We are all certain that online harms exist of course (including those mentioned above), and that much more must be done to protect against various types of obvious harms, many of which don't seem to be prosecuted adequately at present, such as awful racist abuse and other types of obvious harms that are (or ought to be) already illegal.  But 'online harms' is a much more amorphous concept - not only dealing with illegal activity, but with activity that is not illegal but 'harmful' in some other way that falls short of being illegal. Someone or some entity, be it platform or regulator or Secretary of State (or combination of the three) will need to decide what must be banned or removed for being 'harmful' but not unlawful for these purposes - sidestepping Parliament and possibly the courts - and therein lies a very significant challenge.

Both committees have important work to do, and we hope that both committees will provide valuable perspectives and input into this process as the Bill takes shape, and that they will take a long term view, to protect us all without eroding our fundamental rights more than is necessary and proportionate. 

Quis custodiet ipsos custodes?

On a lighter note, I wonder what the collective noun might be for 'committees'? An committee of committees? An embarrassment of committees? A murder of committees?  After all, as Barnett Cocks sardonically remarked: “A committee is a cul-de-sac down which ideas are lured and then quietly strangled.

In any event, it is not surprising that we have a couple of committees 'inquiring' into these vital issues, which are at the heart of our democratic system. This also hints at one of the main issues at the heart of the proposed online safety regime itself, i.e. who will come out of this with ultimate control over what we can and can't say on social media?  

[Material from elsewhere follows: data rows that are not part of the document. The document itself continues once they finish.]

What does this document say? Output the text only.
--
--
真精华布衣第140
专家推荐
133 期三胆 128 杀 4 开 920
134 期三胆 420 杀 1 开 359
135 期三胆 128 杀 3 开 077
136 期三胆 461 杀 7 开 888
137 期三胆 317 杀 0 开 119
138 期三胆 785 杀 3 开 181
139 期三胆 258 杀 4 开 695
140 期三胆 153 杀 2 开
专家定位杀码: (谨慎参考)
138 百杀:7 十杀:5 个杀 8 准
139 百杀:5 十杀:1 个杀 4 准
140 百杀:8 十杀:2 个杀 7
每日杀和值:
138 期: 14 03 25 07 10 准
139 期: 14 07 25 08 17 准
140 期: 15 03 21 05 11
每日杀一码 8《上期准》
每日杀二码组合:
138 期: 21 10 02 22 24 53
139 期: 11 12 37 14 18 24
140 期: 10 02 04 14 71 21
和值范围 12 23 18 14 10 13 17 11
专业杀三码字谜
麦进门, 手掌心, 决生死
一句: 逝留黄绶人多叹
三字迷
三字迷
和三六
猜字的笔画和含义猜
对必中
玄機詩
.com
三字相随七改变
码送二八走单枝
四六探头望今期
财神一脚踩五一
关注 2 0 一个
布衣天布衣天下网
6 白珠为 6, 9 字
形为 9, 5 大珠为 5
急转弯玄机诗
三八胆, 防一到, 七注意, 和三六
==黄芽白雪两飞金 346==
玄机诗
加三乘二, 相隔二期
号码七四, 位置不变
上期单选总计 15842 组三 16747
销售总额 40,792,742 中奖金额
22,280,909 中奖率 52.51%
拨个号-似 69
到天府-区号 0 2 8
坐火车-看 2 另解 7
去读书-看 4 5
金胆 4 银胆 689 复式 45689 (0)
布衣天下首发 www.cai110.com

The government of the day?  Secretary of State?  Social media companies?  Ofcom (the designated regulator)? Or will this leave us with an Escher-style staircase, whereby there is only ever an illusion of one of these powers standing above  the others?  

And if one of them wins out - who will keep them in check?!  

We will have to wait and see.  

In the meantime, it might  be time for the UK to finally have a written constitution to guard against rogue governments of the future. 

The only snag with that, of course, is that it involves trying to codify an entire constitution, spanning centuries of history and four home nations (along with various territories). The mind boggles as to how many committees that particular exercise would spawn.